What comes to mind when you hear the phrase world religion? Historian Dana Robert insists that we think of Christianity as a world religion, too. After all, she insists, a third of the world's people are Christians, nearly two-thirds of all Christians live outside of Europe and North America, and Christians are more diverse in how they practice their faith than the adherents of any other great world religion. This book's main task is to explain how Christianity came to be that way. Since its very early days, Robert shows, Christianity crossed cultural boundaries. Indeed, she says, cross-cultural movement is basic to Christianity's nature. It lifts people's gaze beyond their local horizons; at the same time, it helps them fashion godly lives in a huge variety of cultural settings.

In four brief chapters, Robert shows how Christianity spread. Its followers moved quickly around the Mediterranean world and into the regions south and east, such as Arabia, Babylon (Iraq), Egypt, Ethiopia, and the lower Nile (today's Sudan). Churches proliferated in the Persian Empire, and missionaries went as far as India and China by the seventh century.
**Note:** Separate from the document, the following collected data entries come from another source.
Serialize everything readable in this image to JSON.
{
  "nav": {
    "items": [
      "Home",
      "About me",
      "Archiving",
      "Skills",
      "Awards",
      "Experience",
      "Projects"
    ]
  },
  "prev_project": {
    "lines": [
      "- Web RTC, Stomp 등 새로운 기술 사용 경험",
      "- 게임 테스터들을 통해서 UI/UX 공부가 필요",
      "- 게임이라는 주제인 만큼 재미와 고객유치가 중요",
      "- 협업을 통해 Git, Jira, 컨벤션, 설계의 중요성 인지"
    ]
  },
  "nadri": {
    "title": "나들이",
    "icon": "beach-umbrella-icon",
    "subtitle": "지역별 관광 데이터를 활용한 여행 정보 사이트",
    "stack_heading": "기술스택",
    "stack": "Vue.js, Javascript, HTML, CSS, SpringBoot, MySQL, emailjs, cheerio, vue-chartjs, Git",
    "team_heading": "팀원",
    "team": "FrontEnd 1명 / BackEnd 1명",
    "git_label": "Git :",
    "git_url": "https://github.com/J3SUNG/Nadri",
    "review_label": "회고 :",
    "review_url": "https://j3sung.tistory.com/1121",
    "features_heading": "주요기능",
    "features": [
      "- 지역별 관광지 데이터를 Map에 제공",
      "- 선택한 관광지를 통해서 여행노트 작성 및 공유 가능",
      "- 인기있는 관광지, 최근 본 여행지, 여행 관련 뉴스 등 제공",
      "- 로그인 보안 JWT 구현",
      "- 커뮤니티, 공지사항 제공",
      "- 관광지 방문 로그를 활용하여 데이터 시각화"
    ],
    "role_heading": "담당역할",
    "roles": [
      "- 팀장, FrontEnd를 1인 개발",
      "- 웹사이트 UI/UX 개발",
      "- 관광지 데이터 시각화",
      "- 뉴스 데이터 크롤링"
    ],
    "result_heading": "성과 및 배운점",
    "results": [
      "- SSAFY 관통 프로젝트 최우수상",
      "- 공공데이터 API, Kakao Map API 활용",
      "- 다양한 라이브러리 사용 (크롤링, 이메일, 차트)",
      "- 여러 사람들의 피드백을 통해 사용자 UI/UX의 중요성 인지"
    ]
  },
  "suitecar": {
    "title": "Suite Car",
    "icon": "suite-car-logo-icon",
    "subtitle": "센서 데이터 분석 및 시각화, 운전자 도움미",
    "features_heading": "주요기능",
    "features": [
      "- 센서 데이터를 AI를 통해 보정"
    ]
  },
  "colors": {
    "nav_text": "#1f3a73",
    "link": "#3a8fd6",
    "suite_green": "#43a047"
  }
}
By the fifth century Christianity was moving north into the tribal reaches of Gothic, Celtic, and Slavic Europe. While the rise of Islam in the seventh century brought stress and contraction to Christianity in Africa and the Middle East, Christian influence solidified in Europe.
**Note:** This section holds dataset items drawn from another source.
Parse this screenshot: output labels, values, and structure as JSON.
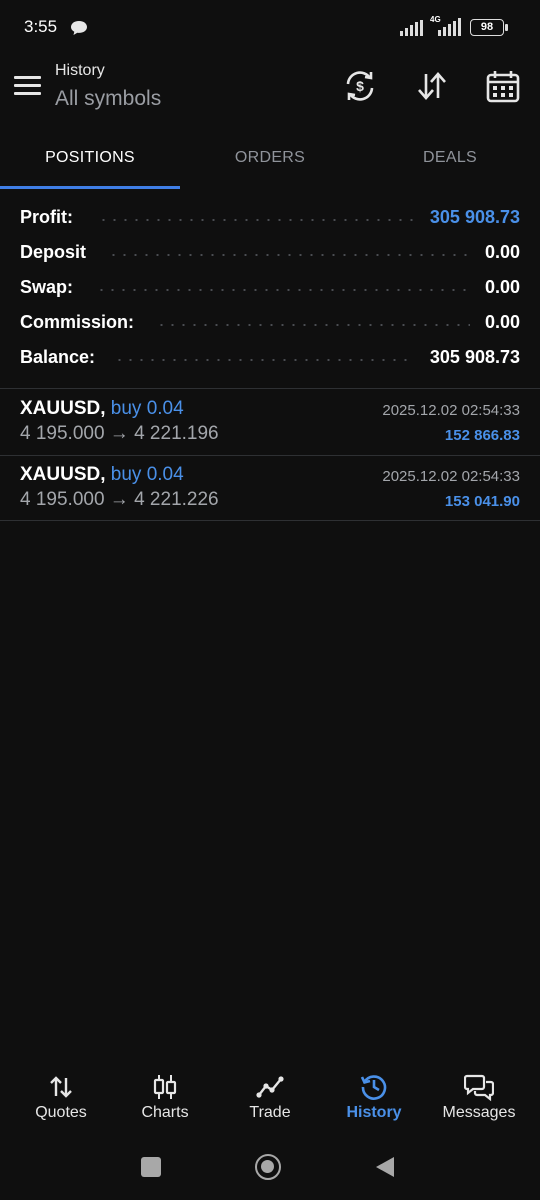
{
  "status_bar": {
    "time": "3:55",
    "network": "4G",
    "battery": "98"
  },
  "header": {
    "title": "History",
    "subtitle": "All symbols",
    "icons": [
      "currency-exchange-icon",
      "sort-icon",
      "calendar-icon"
    ]
  },
  "tabs": [
    {
      "label": "POSITIONS",
      "active": true
    },
    {
      "label": "ORDERS",
      "active": false
    },
    {
      "label": "DEALS",
      "active": false
    }
  ],
  "summary": [
    {
      "label": "Profit:",
      "value": "305 908.73",
      "highlight": true
    },
    {
      "label": "Deposit",
      "value": "0.00"
    },
    {
      "label": "Swap:",
      "value": "0.00"
    },
    {
      "label": "Commission:",
      "value": "0.00"
    },
    {
      "label": "Balance:",
      "value": "305 908.73"
    }
  ],
  "positions": [
    {
      "symbol": "XAUUSD,",
      "side": "buy 0.04",
      "price": "4 195.000 → 4 221.196",
      "time": "2025.12.02 02:54:33",
      "profit": "152 866.83"
    },
    {
      "symbol": "XAUUSD,",
      "side": "buy 0.04",
      "price": "4 195.000 → 4 221.226",
      "time": "2025.12.02 02:54:33",
      "profit": "153 041.90"
    }
  ],
  "bottom_nav": [
    {
      "label": "Quotes",
      "icon": "quotes-icon"
    },
    {
      "label": "Charts",
      "icon": "candles-icon"
    },
    {
      "label": "Trade",
      "icon": "trade-line-icon"
    },
    {
      "label": "History",
      "icon": "history-icon",
      "active": true
    },
    {
      "label": "Messages",
      "icon": "messages-icon"
    }
  ],
  "colors": {
    "background": "#0f0f0f",
    "accent": "#4a90e8",
    "muted_text": "#a3a6ab"
  }
}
When Europeans ventured in Asia, Africa, and the Americas in the 15th and 16th centuries, and throughout the long era of European overseas trade and empire, Christian churches and missionaries came along. Protestants were slow to engage in cross-cultural missions at first, but when they did, their commitment to giving people the Bible and worship in their own language became the bedrock of missionary work.

Translation, in fact, is this book's basic idea for understanding what Christian mission is and does. Christianity became a world religion because it proved to be very translatable. Wherever the Bible was translated, local people heard the great biblical drama in their own words. What started as stories of a foreign god and others' faith became part of the local story too. The universal ideas of the Christian faith were clothed in local fabric.
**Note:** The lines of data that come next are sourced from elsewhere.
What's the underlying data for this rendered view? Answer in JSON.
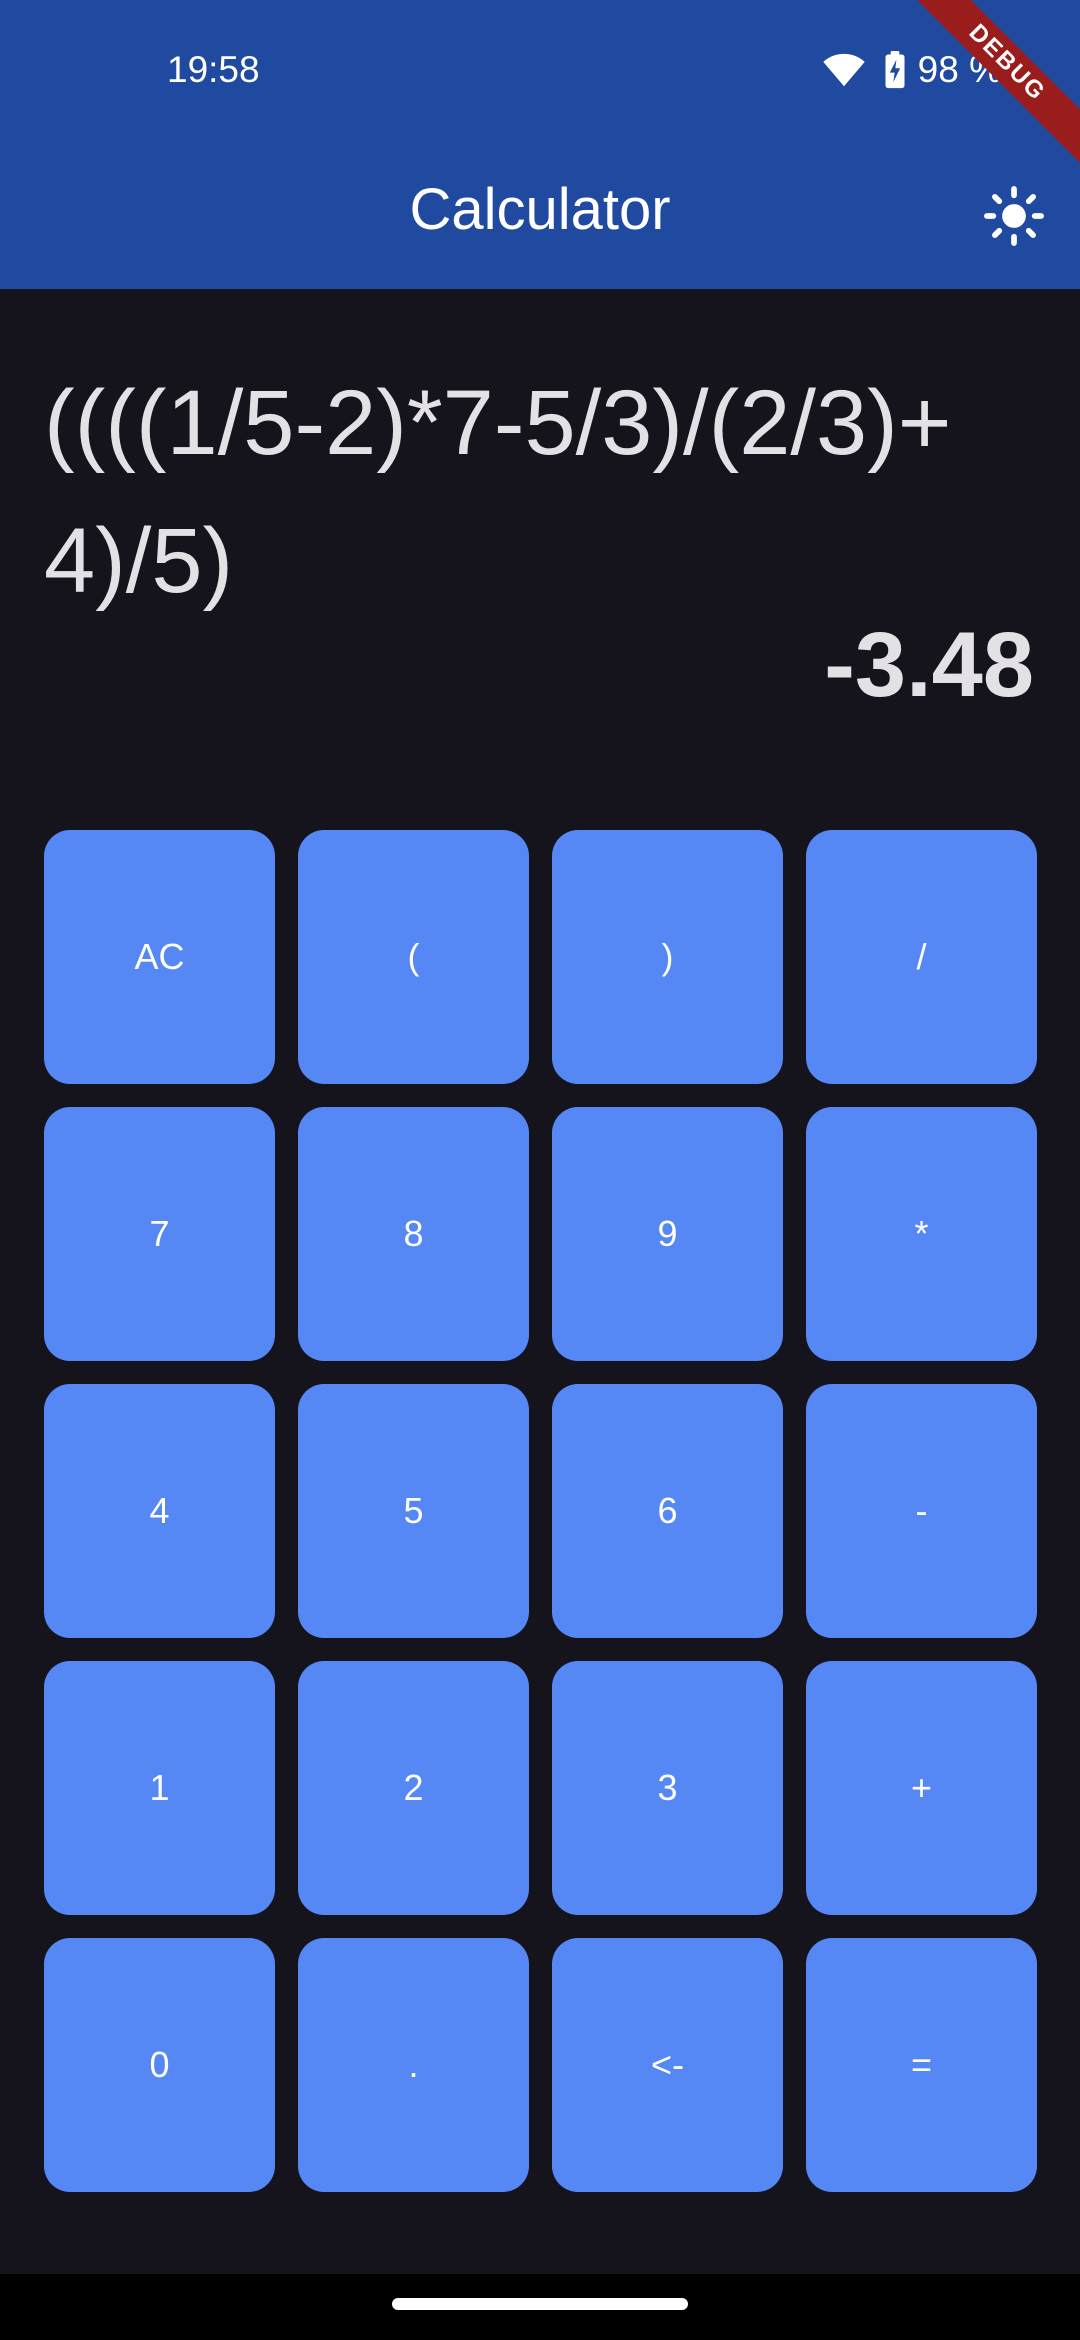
{
  "status_bar": {
    "time": "19:58",
    "battery": "98 %",
    "icons": [
      "wifi-icon",
      "battery-charging-icon"
    ]
  },
  "app_bar": {
    "title": "Calculator",
    "theme_icon": "sun-icon",
    "background": "#1f4aa0"
  },
  "debug_banner": {
    "label": "DEBUG"
  },
  "display": {
    "expression": "((((1/5-2)*7-5/3)/(2/3)+4)/5)",
    "result": "-3.48"
  },
  "keypad": {
    "key_color": "#5587f5",
    "keys": [
      "AC",
      "(",
      ")",
      "/",
      "7",
      "8",
      "9",
      "*",
      "4",
      "5",
      "6",
      "-",
      "1",
      "2",
      "3",
      "+",
      "0",
      ".",
      "<-",
      "="
    ]
  }
}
This book is rich with stories of people on the edges of cross-cultural engagement and religious change. We hear of familiar saints such as Boniface, the Saxon missionary bishop on the German frontier, but also of Sorkaktani Beki, the Christian mother of the great Moghul emporer of China and Persia, Khubilai Khan. Robert wants readers to know who led the new Christian movements as well as the foreign missionaries who brought the new faith. So we meet Simon Kimbangu, who founded the largest independent Christian movement in central Africa, as well as the Scottish missionary explorer of that region, David Livingstone.

The second half of this short book features thematic chapters on politics, women, and conversion, and here the story becomes even more complex and fascinating. In the politics chapter, Robert focuses on the 19th and 20th centuries, when Western missions rode the wave of European trade, empire, and colonization into the Americas, Asia, Africa, and the Pacific, and participated in the rapid social and cultural changes that came to many parts of the world. This age of European empire involved many cruel, selfish, and arrogant projects, but should missionaries simply be identified with it as cultural imperialists?